创建索引的语法
PUT /my_index
{
"settings": { ... any settings ... },
"mappings": {
"type_one": { ... any mappings ... },
"type_two": { ... any mappings ... },
...
}
}
示例:
PUT /my_index
{
"settings": {
"number_of_shards": 1,
"number_of_replicas": 0
},
"mappings": {
"my_type":{
"properties": {
"my_field":{
"type": "text"
}
}
}
}
}
添加索引(索引一旦建立,不能修改)
PUT /my_index/_settings
{
"number_of_replicas": 1
}
PUT /my_index/_mapping/my_type
{
"properties": {
"my_field":{
"type": "string"
}
}
}
删除索引
DELETE /my_index
DELETE /index_one,index_two
DELETE /index_*
DELETE /_all //要想这样删除,需要修改config/elasticsearch.yml 中action.destructive_requires_name: false
分词器的修改与定制
- 修改分词器设置
默认分词器是standard
- standard tokenizer:已单词边界进行切分
- standard token filter:什么都不做
- lowercase token filter:将所有字符转换为小写
- stop token filter(默认禁用):移除停用词
PUT /my_index
{
"settings": {
"analysis": {
"analyzer": {
"my_analyzer_std":{
"type":"standard",
"stopwords":"_english_"
}
}
}
}
}
//测试
GET /my_index/_analyze
{
"analyzer": "my_analyzer_std",
"text": "hello,you are the good boy" // are the会被去掉
}
- 定制自己的分词器
PUT /my_index
{
"settings": {
"analysis": {
"char_filter":{
"&_to_and":{
"type":"mapping",
"mappings":["&=> and"]
}
},
"filter": {
"my_stopwords":{
"type":"stop",
"stopwords":["the","are"]
}
},
"analyzer": {
"my_analyzer":{
"type":"custom",
"char_filter":["html_strip","&_to_and"],
"tokenizer":"standard",
"filter":["lowercase","my_stopwords"]
}
}
}
}
}
//测试
GET /my_index/_analyze
{
"analyzer": "my_analyzer",
"text":"tom & jery,they are the good friend,<a>CLICK ME</a>"
}
type底层的数据结构
type,是一个index中用来区分类似的数据的,类似的数据
,但是可能有不同的fields,而且有不同的属性来控制索引建立、分词器
field的value,在底层的lucene中建立索引的时候,全部是opaque bytes(二进制)类型,不区分类型的。
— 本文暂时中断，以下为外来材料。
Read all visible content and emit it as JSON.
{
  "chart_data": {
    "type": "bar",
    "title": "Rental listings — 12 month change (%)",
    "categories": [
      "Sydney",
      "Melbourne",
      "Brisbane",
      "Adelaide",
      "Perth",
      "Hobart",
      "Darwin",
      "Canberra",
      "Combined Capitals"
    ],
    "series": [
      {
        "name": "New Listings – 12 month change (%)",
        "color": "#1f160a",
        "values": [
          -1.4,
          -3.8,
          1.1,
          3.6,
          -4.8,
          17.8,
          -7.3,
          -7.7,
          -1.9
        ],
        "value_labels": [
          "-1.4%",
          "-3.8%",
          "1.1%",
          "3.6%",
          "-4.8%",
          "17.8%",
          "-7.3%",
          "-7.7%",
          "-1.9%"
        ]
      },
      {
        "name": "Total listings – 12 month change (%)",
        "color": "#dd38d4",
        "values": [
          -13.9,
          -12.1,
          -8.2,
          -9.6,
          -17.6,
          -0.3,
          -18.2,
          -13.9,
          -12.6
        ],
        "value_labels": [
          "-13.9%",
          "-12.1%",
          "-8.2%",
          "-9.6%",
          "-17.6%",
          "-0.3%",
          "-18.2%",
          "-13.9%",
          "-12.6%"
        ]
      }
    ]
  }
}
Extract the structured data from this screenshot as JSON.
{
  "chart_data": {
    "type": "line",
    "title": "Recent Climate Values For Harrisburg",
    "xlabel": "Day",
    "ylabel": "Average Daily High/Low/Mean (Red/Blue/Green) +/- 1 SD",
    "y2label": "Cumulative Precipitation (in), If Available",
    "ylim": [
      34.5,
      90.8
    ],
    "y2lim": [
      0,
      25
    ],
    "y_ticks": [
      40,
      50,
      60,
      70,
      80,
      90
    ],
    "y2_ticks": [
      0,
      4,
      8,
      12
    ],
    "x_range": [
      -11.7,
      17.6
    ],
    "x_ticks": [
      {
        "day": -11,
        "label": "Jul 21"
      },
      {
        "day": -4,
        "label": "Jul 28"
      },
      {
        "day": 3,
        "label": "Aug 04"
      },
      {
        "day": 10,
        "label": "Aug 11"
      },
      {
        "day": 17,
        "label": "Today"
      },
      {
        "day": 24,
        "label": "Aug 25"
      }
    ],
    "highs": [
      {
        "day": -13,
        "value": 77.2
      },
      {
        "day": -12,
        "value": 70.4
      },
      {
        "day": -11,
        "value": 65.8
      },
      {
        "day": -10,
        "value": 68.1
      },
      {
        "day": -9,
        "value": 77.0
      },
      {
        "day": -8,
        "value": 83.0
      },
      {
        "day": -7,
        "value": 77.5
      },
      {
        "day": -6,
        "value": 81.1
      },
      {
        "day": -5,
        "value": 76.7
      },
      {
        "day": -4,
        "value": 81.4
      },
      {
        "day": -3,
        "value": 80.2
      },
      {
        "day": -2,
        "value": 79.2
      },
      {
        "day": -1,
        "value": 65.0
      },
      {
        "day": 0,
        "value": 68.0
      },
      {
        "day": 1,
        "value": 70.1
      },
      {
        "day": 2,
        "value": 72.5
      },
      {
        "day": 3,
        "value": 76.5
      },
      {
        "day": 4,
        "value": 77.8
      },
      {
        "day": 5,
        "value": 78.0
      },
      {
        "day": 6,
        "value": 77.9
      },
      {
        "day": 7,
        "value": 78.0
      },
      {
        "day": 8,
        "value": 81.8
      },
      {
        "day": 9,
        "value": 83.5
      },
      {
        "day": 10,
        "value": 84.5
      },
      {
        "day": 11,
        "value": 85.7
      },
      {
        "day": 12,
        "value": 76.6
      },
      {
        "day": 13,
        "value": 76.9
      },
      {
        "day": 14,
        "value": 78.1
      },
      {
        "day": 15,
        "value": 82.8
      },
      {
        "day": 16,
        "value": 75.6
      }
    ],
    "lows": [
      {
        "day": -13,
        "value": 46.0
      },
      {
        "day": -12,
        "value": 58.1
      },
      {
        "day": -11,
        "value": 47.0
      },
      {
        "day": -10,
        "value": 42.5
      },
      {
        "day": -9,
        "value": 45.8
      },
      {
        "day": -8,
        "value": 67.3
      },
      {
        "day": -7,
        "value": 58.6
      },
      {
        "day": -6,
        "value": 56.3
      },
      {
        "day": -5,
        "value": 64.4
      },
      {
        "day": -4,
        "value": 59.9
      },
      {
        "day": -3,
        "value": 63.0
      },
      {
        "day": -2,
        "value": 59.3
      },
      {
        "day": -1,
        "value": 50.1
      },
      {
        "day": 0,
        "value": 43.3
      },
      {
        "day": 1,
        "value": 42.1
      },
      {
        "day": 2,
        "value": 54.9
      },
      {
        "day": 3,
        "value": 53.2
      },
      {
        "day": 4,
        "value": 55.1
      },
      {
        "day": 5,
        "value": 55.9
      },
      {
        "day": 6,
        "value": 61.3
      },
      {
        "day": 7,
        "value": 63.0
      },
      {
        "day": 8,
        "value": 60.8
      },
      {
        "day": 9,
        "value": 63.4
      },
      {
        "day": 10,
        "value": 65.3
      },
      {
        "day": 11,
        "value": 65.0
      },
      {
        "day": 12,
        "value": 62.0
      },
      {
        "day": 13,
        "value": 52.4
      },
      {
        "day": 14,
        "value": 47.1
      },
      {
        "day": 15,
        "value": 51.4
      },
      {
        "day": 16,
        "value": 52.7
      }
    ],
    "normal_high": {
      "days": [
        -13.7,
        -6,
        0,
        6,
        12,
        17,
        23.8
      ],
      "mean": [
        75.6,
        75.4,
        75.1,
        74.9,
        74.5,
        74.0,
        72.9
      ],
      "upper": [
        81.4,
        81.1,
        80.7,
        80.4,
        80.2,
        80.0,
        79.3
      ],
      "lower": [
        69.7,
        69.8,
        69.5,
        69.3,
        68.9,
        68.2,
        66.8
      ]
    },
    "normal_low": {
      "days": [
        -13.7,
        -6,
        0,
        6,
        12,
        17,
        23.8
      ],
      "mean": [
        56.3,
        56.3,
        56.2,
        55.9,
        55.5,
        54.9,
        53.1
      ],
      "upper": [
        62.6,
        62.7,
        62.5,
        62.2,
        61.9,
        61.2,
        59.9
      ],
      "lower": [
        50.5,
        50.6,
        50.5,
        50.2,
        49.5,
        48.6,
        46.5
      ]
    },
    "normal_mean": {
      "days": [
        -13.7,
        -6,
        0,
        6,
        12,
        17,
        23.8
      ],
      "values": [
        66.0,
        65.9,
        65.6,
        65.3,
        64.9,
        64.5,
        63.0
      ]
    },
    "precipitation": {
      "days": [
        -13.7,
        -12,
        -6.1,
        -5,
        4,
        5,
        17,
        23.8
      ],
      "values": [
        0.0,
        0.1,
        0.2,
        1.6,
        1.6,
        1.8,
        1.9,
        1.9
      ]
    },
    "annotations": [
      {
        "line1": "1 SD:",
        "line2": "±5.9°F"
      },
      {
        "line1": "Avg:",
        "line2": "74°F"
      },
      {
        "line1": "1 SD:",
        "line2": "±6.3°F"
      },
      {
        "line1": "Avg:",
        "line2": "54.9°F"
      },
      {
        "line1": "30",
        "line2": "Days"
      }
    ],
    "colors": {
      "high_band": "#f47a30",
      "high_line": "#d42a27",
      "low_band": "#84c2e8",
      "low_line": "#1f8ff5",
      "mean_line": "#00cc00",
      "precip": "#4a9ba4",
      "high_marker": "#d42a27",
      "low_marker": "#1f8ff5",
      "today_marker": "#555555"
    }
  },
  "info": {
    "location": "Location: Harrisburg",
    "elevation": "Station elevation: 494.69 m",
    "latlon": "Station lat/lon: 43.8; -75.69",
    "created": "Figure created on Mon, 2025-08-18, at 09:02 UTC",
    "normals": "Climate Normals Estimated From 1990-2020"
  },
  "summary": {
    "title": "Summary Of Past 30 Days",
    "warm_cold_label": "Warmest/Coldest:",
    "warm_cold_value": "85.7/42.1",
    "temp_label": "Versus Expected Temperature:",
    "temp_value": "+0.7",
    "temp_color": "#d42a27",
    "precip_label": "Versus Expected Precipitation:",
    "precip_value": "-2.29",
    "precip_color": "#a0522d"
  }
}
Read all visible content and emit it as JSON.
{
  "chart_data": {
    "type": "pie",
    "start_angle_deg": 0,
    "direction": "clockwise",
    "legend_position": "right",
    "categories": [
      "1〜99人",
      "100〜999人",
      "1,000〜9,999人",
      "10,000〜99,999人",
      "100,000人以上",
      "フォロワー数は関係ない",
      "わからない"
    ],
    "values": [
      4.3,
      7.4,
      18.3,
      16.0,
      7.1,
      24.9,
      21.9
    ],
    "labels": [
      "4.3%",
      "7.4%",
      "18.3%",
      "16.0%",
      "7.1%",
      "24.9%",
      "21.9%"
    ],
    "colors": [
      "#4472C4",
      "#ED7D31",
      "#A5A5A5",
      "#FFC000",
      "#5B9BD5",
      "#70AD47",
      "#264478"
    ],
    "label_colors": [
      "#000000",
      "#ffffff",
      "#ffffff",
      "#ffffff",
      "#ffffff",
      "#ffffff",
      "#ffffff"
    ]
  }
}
lucene是没有type的概念的,在document中,实际上将type作为一个document的field来存储,即_type,es通过_type来进行type的过滤和筛选
一个index中的多个type,实际上是放在一起存储的,因此一个index下,不能有多个type重名,而类型或者其他设置不同的,因为那样是无法处理的
//设置_mapping
PUT /ecommerce
{
"mappings": {
"elactronic_goods":{
"properties": {
"name":{
"type": "string"
},
"price":{
"type":"double"
},
"service_period":{
"type":"string"
}
}
},
"fresh_goods":{
"properties": {
"name":{
"type": "string"
},
"price":{
"type": "double"
},
"eat_period":{
"type":"string"
}
}
}
}
}
//查询_mapping
GET /ecommerce/_mapping
//存入document
PUT /ecommerce/elactronic_goods/1
{
"name":"geli kongtiao",
"price":3999,
"service_period":"one year"
}
PUT /ecommerce/fresh_goods/1
{
"name":"da xia",
"price":99,
"eat_period":"one week"
}
底层数据结构是这样的
{
"ecommerce": {
"mappings": {
"_type": {
"type": "string",
"index": "not_analyzed"
},
"name": {
"type": "string"
}
"price": {
"type": "double"
}
"service_period": {
"type": "string"
}
"eat_period": {
"type": "string"
}
}
}
}
//放入的document是这样的
{
"_type": "elactronic_goods",
"name": "geli kongtiao",
"price": 1999.0,
"service_period": "one year",
"eat_period": ""
}
{
"_type": "fresh_goods",
"name": "aozhou dalongxia",
"price": 199.0,
"service_period": "",
"eat_period": "one week"
}
所以应该把类似结构的type放在一个index下,这些type应该有多个field是相同的,如果一个index的多个type的field完全不同,那个每条数据会有一大部分的field在底层lucene中是空值,会有严重的性能问题
_mapping root object深入剖析
- root object
就是某个type对应的mapping json,包括了properties,metadata(_id,_source,_type),setting(analyzer),其他setting(比如include_in_all)
PUT /my_index
{
"mappings": {
"my_type":{
"properties": {}
}
}
}
- properties
包含有type,index,analyzer
PUT /my_index/_mapping/my_type
{
"properties": {
"title":{
"type": "text"
}
}
}
- _source
- 查询的时候,直接可以拿到完整的document,不需要先拿document id,再发送一次请求拿document
- partial update基于_source实现
- reindex时,直接基于_source实现,不需要从数据库(或者其他外部存储)查询数据再修改
- 可以基于_source定制返回field
- debug query更容易,因为可以直接看到_source
如果不需要上述好处,可以禁用_source
PUT /my_index/_mapping/my_type2
{
"_source": {"enabled": false}
}
- _all
将所有field打包在一起,作为一个_all field,建立索引。没指定任何field进行搜索时,就是使用_all field在搜索。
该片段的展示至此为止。